Como a APT ressaltou em carta aberta enviada aos senadores e senadoras, as audiências de custódia são "um dos instrumentos mais eficazes para identificar e verificar indícios de tortura e outros maus-tratos nas primeiras horas após a detenção", que constitui o momento em que os detidos correm um maior risco de sofrer tortura ou violência. Contudo, para ser eficaz, é essencial que a pessoa custodiada compareça presencialmente perante uma autoridade judicial.
Na carta aberta, a APT manifestou a preocupação de que algumas audiências de custódia vêm sendo realizadas usando equipamento de vídeo instalado em delegacias ou unidades prisionais, e sem a presença física de advogado ou defensor ou defensora pública.
"Atesta-se asssim, a partir da observação de prática já em andamento, que com a adoção da videoconferência, as pessoas custodiadas prestam o seu relato em ambiente hostil, sem privacidade, podendo estar na presença de agentes de segurança estatais, inclusive rodeada por seus próprios algozes ", disse a APT, acrescentando que as audiências realizadas de tal forma torna " inviável a fiscalização por parte do magistrado de eventual intimidação ou coação que a pessoa custodiada possa estar sofrendo. ".
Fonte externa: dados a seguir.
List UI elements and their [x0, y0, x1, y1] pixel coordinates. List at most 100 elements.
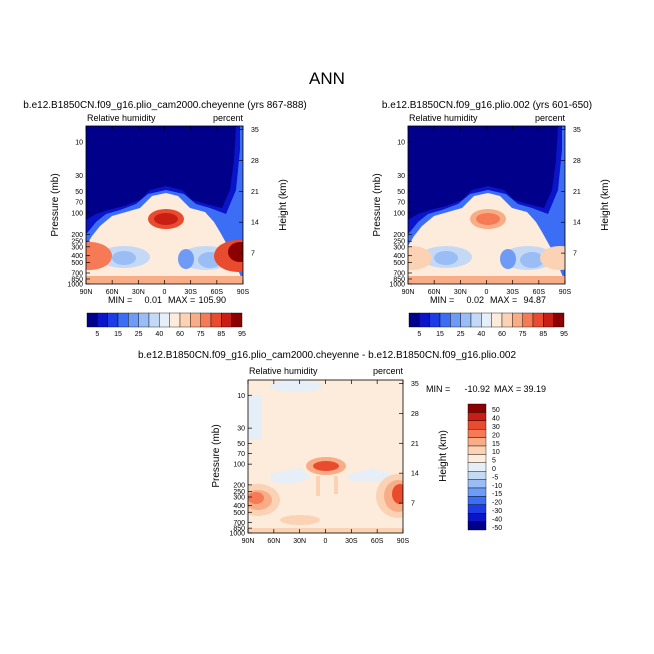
- y2-tick-label: 35: [573, 127, 581, 134]
- x-tick-label: 30S: [345, 538, 358, 545]
- colorbar-box: [543, 312, 554, 328]
- colorbar-box: [467, 454, 487, 463]
- x-tick-label: 60S: [371, 538, 384, 545]
- colorbar-box: [467, 521, 487, 531]
- colorbar-label: 95: [560, 331, 568, 338]
- x-tick-label: 30S: [184, 289, 197, 296]
- colorbar-box: [532, 312, 544, 328]
- y-tick-label: 200: [233, 482, 245, 489]
- y2-tick-label: 35: [251, 127, 259, 134]
- y-tick-label: 30: [397, 173, 405, 180]
- colorbar-label: 15: [436, 331, 444, 338]
- x-tick-label: 60N: [106, 289, 119, 296]
- colorbar-label: 40: [155, 331, 163, 338]
- colorbar-label: 25: [457, 331, 465, 338]
- colorbar-box: [419, 312, 430, 328]
- y-tick-label: 10: [397, 139, 405, 146]
- colorbar-label: 60: [498, 331, 506, 338]
- colorbar-label: -30: [492, 508, 502, 515]
- colorbar-box: [467, 403, 487, 413]
- colorbar-label: -20: [492, 500, 502, 507]
- panel-b-max-label: MAX =: [490, 295, 517, 305]
- panel-a-y2-ticks: 35 28 21 14 7: [239, 127, 259, 258]
- panel-a-max-value: 105.90: [198, 295, 226, 305]
- panel-a-max-label: MAX =: [168, 295, 195, 305]
- colorbar-label: 40: [492, 416, 500, 423]
- colorbar-box: [128, 312, 139, 328]
- panel-c-min-value: -10.92: [464, 384, 490, 394]
- panel-c-y2-ticks: 35 28 21 14 7: [399, 381, 419, 508]
- colorbar-box: [467, 420, 487, 430]
- y-tick-label: 700: [393, 270, 405, 277]
- colorbar-label: -40: [492, 516, 502, 523]
- colorbar-box: [553, 312, 565, 328]
- main-title: ANN: [309, 69, 345, 88]
- colorbar-box: [467, 487, 487, 497]
- colorbar-box: [450, 312, 461, 328]
- colorbar-box: [467, 504, 487, 514]
- panel-a-x-ticks: 90N 60N 30N 0 30S 60S 90S: [80, 126, 250, 296]
- panel-b-y2label: Height (km): [600, 179, 611, 231]
- x-tick-label: 60S: [211, 289, 224, 296]
- panel-a: b.e12.B1850CN.f09_g16.plio_cam2000.cheye…: [23, 100, 307, 338]
- colorbar-label: 85: [217, 331, 225, 338]
- y2-tick-label: 7: [251, 251, 255, 258]
- y-tick-label: 100: [71, 210, 83, 217]
- y2-tick-label: 35: [411, 381, 419, 388]
- panel-b-min-value: 0.02: [466, 295, 484, 305]
- colorbar-box: [460, 312, 472, 328]
- y-tick-label: 300: [233, 494, 245, 501]
- x-tick-label: 90N: [80, 289, 93, 296]
- x-tick-label: 0: [485, 289, 489, 296]
- colorbar-box: [491, 312, 503, 328]
- y2-tick-label: 7: [411, 501, 415, 508]
- colorbar-label: 95: [238, 331, 246, 338]
- y-tick-label: 500: [71, 260, 83, 267]
- y-tick-label: 250: [71, 239, 83, 246]
- colorbar-box: [481, 312, 492, 328]
- y-tick-label: 50: [237, 441, 245, 448]
- panel-c-field: [248, 380, 403, 533]
- y-tick-label: 700: [71, 270, 83, 277]
- colorbar-box: [86, 312, 98, 328]
- y-tick-label: 400: [393, 253, 405, 260]
- colorbar-box: [512, 312, 523, 328]
- colorbar-label: 25: [135, 331, 143, 338]
- y-tick-label: 70: [237, 451, 245, 458]
- y-tick-label: 200: [393, 232, 405, 239]
- colorbar-label: -10: [492, 483, 502, 490]
- colorbar-box: [190, 312, 201, 328]
- y-tick-label: 10: [237, 393, 245, 400]
- colorbar-box: [470, 312, 482, 328]
- colorbar-box: [221, 312, 232, 328]
- colorbar-box: [522, 312, 534, 328]
- panel-b-colorbar: 5 15 25 40 60 75 85 95: [408, 312, 568, 338]
- panel-a-min-label: MIN =: [108, 295, 132, 305]
- y2-tick-label: 28: [411, 411, 419, 418]
- panel-b-field: [408, 126, 565, 284]
- colorbar-label: 50: [492, 407, 500, 414]
- colorbar-label: 0: [492, 466, 496, 473]
- colorbar-box: [467, 429, 487, 438]
- y-tick-label: 500: [233, 510, 245, 517]
- panel-c-min-label: MIN =: [426, 384, 450, 394]
- colorbar-label: 60: [176, 331, 184, 338]
- colorbar-label: 85: [539, 331, 547, 338]
- panel-a-field: [86, 126, 243, 284]
- y2-tick-label: 14: [573, 220, 581, 227]
- y-tick-label: 850: [71, 276, 83, 283]
- y-tick-label: 850: [393, 276, 405, 283]
- panel-b-max-value: 94.87: [523, 295, 546, 305]
- panel-b-title: b.e12.B1850CN.f09_g16.plio.002 (yrs 601-…: [382, 100, 592, 111]
- y-tick-label: 400: [233, 503, 245, 510]
- y-tick-label: 100: [393, 210, 405, 217]
- colorbar-label: 15: [492, 441, 500, 448]
- y2-tick-label: 28: [251, 158, 259, 165]
- y-tick-label: 1000: [67, 282, 83, 289]
- y-tick-label: 30: [75, 173, 83, 180]
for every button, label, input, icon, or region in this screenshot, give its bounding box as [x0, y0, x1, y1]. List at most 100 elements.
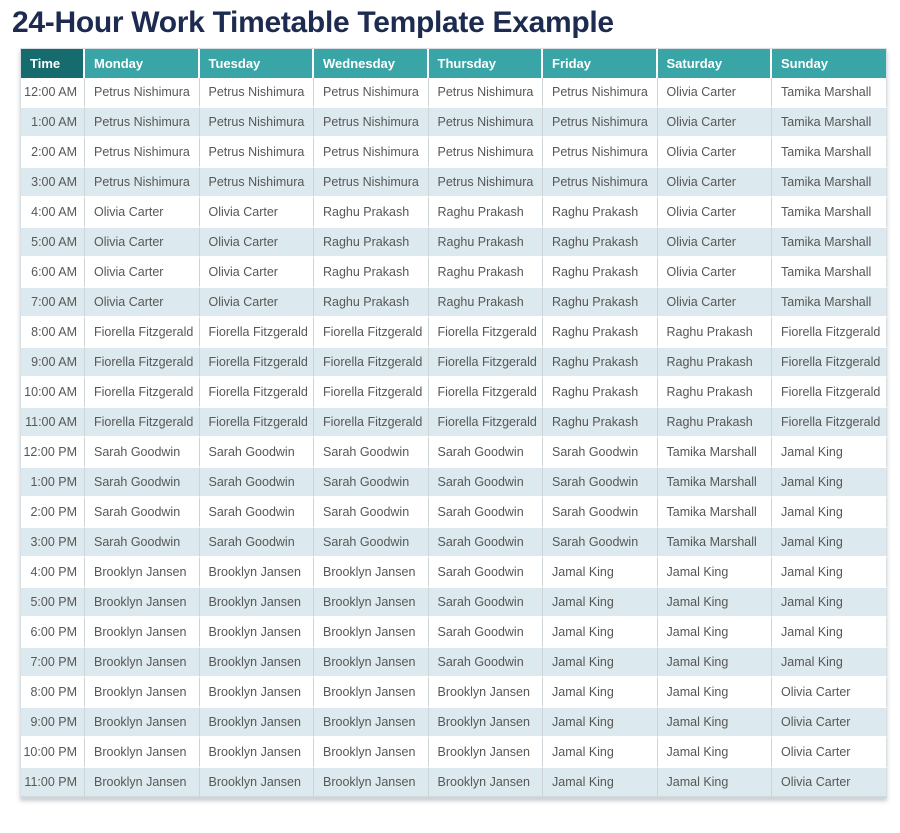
- timetable-body: 12:00 AM Petrus Nishimura Petrus Nishimura…: [21, 78, 887, 798]
- schedule-cell: Petrus Nishimura: [314, 78, 429, 108]
- schedule-cell: Fiorella Fitzgerald: [772, 348, 887, 378]
- schedule-cell: Sarah Goodwin: [199, 438, 314, 468]
- schedule-cell: Petrus Nishimura: [543, 138, 658, 168]
- schedule-cell: Jamal King: [772, 558, 887, 588]
- column-header-saturday: Saturday: [657, 49, 772, 78]
- time-cell: 4:00 AM: [21, 198, 85, 228]
- time-cell: 5:00 PM: [21, 588, 85, 618]
- table-row: 2:00 PM Sarah Goodwin Sarah Goodwin Sarah G…: [21, 498, 887, 528]
- schedule-cell: Petrus Nishimura: [85, 138, 200, 168]
- schedule-cell: Brooklyn Jansen: [85, 648, 200, 678]
- schedule-cell: Fiorella Fitzgerald: [199, 318, 314, 348]
- schedule-cell: Brooklyn Jansen: [314, 588, 429, 618]
- time-cell: 7:00 PM: [21, 648, 85, 678]
- schedule-cell: Fiorella Fitzgerald: [428, 318, 543, 348]
- schedule-cell: Olivia Carter: [657, 198, 772, 228]
- schedule-cell: Sarah Goodwin: [428, 648, 543, 678]
- schedule-cell: Jamal King: [543, 588, 658, 618]
- schedule-cell: Brooklyn Jansen: [314, 558, 429, 588]
- schedule-cell: Fiorella Fitzgerald: [199, 378, 314, 408]
- column-header-friday: Friday: [543, 49, 658, 78]
- schedule-cell: Sarah Goodwin: [85, 438, 200, 468]
- schedule-cell: Raghu Prakash: [543, 348, 658, 378]
- table-row: 12:00 AM Petrus Nishimura Petrus Nishimura…: [21, 78, 887, 108]
- schedule-cell: Fiorella Fitzgerald: [85, 378, 200, 408]
- schedule-cell: Tamika Marshall: [772, 138, 887, 168]
- timetable-container: Time Monday Tuesday Wednesday Thursday Friday…: [20, 48, 887, 798]
- schedule-cell: Fiorella Fitzgerald: [428, 378, 543, 408]
- schedule-cell: Brooklyn Jansen: [199, 588, 314, 618]
- schedule-cell: Brooklyn Jansen: [428, 768, 543, 798]
- time-cell: 1:00 PM: [21, 468, 85, 498]
- schedule-cell: Petrus Nishimura: [199, 108, 314, 138]
- schedule-cell: Fiorella Fitzgerald: [314, 378, 429, 408]
- time-cell: 10:00 PM: [21, 738, 85, 768]
- schedule-cell: Raghu Prakash: [543, 378, 658, 408]
- schedule-cell: Olivia Carter: [772, 678, 887, 708]
- schedule-cell: Sarah Goodwin: [428, 468, 543, 498]
- time-cell: 9:00 PM: [21, 708, 85, 738]
- schedule-cell: Sarah Goodwin: [85, 468, 200, 498]
- schedule-cell: Raghu Prakash: [428, 288, 543, 318]
- schedule-cell: Fiorella Fitzgerald: [199, 348, 314, 378]
- time-cell: 12:00 PM: [21, 438, 85, 468]
- schedule-cell: Jamal King: [772, 498, 887, 528]
- schedule-cell: Brooklyn Jansen: [428, 708, 543, 738]
- time-cell: 8:00 AM: [21, 318, 85, 348]
- time-cell: 1:00 AM: [21, 108, 85, 138]
- column-header-monday: Monday: [85, 49, 200, 78]
- schedule-cell: Raghu Prakash: [543, 258, 658, 288]
- time-cell: 11:00 AM: [21, 408, 85, 438]
- schedule-cell: Raghu Prakash: [657, 318, 772, 348]
- time-cell: 10:00 AM: [21, 378, 85, 408]
- time-cell: 2:00 PM: [21, 498, 85, 528]
- schedule-cell: Fiorella Fitzgerald: [314, 408, 429, 438]
- schedule-cell: Brooklyn Jansen: [199, 558, 314, 588]
- table-row: 11:00 AM Fiorella Fitzgerald Fiorella Fitz…: [21, 408, 887, 438]
- schedule-cell: Jamal King: [657, 618, 772, 648]
- schedule-cell: Brooklyn Jansen: [85, 588, 200, 618]
- schedule-cell: Jamal King: [543, 558, 658, 588]
- schedule-cell: Brooklyn Jansen: [314, 648, 429, 678]
- schedule-cell: Olivia Carter: [657, 228, 772, 258]
- schedule-cell: Tamika Marshall: [657, 438, 772, 468]
- schedule-cell: Fiorella Fitzgerald: [428, 348, 543, 378]
- schedule-cell: Olivia Carter: [85, 258, 200, 288]
- schedule-cell: Jamal King: [543, 708, 658, 738]
- schedule-cell: Petrus Nishimura: [543, 78, 658, 108]
- schedule-cell: Jamal King: [772, 468, 887, 498]
- schedule-cell: Tamika Marshall: [772, 228, 887, 258]
- schedule-cell: Raghu Prakash: [314, 258, 429, 288]
- schedule-cell: Sarah Goodwin: [314, 468, 429, 498]
- schedule-cell: Sarah Goodwin: [428, 618, 543, 648]
- schedule-cell: Petrus Nishimura: [428, 108, 543, 138]
- time-cell: 11:00 PM: [21, 768, 85, 798]
- schedule-cell: Raghu Prakash: [543, 408, 658, 438]
- header-row: Time Monday Tuesday Wednesday Thursday Friday…: [21, 49, 887, 78]
- schedule-cell: Brooklyn Jansen: [85, 738, 200, 768]
- schedule-cell: Olivia Carter: [657, 168, 772, 198]
- schedule-cell: Olivia Carter: [199, 288, 314, 318]
- schedule-cell: Jamal King: [772, 618, 887, 648]
- schedule-cell: Brooklyn Jansen: [314, 618, 429, 648]
- schedule-cell: Jamal King: [543, 648, 658, 678]
- schedule-cell: Tamika Marshall: [772, 288, 887, 318]
- schedule-cell: Raghu Prakash: [428, 228, 543, 258]
- schedule-cell: Petrus Nishimura: [428, 138, 543, 168]
- table-row: 3:00 PM Sarah Goodwin Sarah Goodwin Sarah G…: [21, 528, 887, 558]
- schedule-cell: Brooklyn Jansen: [314, 768, 429, 798]
- time-cell: 5:00 AM: [21, 228, 85, 258]
- schedule-cell: Jamal King: [657, 678, 772, 708]
- schedule-cell: Tamika Marshall: [772, 168, 887, 198]
- table-row: 3:00 AM Petrus Nishimura Petrus Nishimura P…: [21, 168, 887, 198]
- schedule-cell: Fiorella Fitzgerald: [85, 408, 200, 438]
- schedule-cell: Olivia Carter: [657, 288, 772, 318]
- schedule-cell: Sarah Goodwin: [428, 558, 543, 588]
- schedule-cell: Fiorella Fitzgerald: [772, 408, 887, 438]
- schedule-cell: Raghu Prakash: [657, 348, 772, 378]
- schedule-cell: Tamika Marshall: [772, 108, 887, 138]
- schedule-cell: Jamal King: [772, 588, 887, 618]
- schedule-cell: Brooklyn Jansen: [428, 738, 543, 768]
- table-row: 4:00 PM Brooklyn Jansen Brooklyn Jansen Bro…: [21, 558, 887, 588]
- schedule-cell: Petrus Nishimura: [314, 108, 429, 138]
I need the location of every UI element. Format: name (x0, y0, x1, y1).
Com a chegada da pandemia da COVID-19 no Brasil, alguns tribunais no país começaram a realizar audiências - incluindo audiências de custódia - usando tecnologia de vídeo. Dados divulgados pelo Conselho Nacional de Justiça, demonstraram que com a suspensão das audiências de custódia presencial, houve uma diminuição de 83% nos relatos de tortura e maus-tratos na prisão, em comparação com os dados pré-pandêmicos.
Tal queda marcante destaca como a presença física da pessoa custodiada perante uma autoridade judicial é essencial para trazer à luz a violência policial, conforme destaca a APT em sua carta.
Desde a pandemia, a APT tem defendido, em estreita parceria com várias organizações da sociedade civil brasileira e defensorias públicas, que as audiências de custódia observem a exigência da presença física da pessoa custodiada perante um magistrado ou magistrada.
- Nós identificamos e promovemos boas práticas para encorajar audiências de custódia presenciais. Durante a pandemia, nove Tribunais de Justiça brasileiros estabeleceram protocolos de biossegurança que permitiram a retomada das audiências de custódia presenciais. A experiência em tais estados demonstrou que, mesmo durante uma grave crise de saúde pública, é possível conciliar o direito da pessoa sob custódia de ser levada perante um juiz ou juíza dentro de 24 horas após a prisão com a preservação da saúde de todos os envolvidos.Produzimos uma série de vídeos em três partes para mostrar os ajustes biosanitários feitos por esses tribunais estaduais para garantir que os espaços físicos e os procedimentos fossem eficazes na prevenção da COVID-19.
- Nós nos engajamos em diálogos com altas autoridades para promover audiências de custódia presenciais. No ano passado, a APT, em parceria com 4 entidades da sociedade civil e defensorias públicas, participou – numa iniciativa sem precedente - como amicus curiae de uma sessão plenária do Conselho Nacional de Justiça para argumentar contra a aprovação de resolução para permitir a realização de audiências de custódia no Brasil por videoconferência durante a pandemia da COVID-19.
- Unimos forças com as organizações nacionais da sociedade civil para mobilizar organismos internacionais, em particular a Comissão Interamericana de Direitos Humanos. Recentemente, nos juntamos a 66 organizações da sociedade civil para enviar um apelo urgente à Comissão Interamericana de Direitos Humanos levantando preocupações de que o uso da videoconferência restringe severamente a capacidade dos magistrados e magistradas para identificar se uma pessoa sofreu tortura ou violência durante a abordagem policial.
Continuamos reforçando os conhecimentos e habilidades dos juízes e juízas, mesmo em tempos de pandemia, na condução das audiências de custódia, em parceria com o Conselho Nacional de Justiça e tribunais estaduais.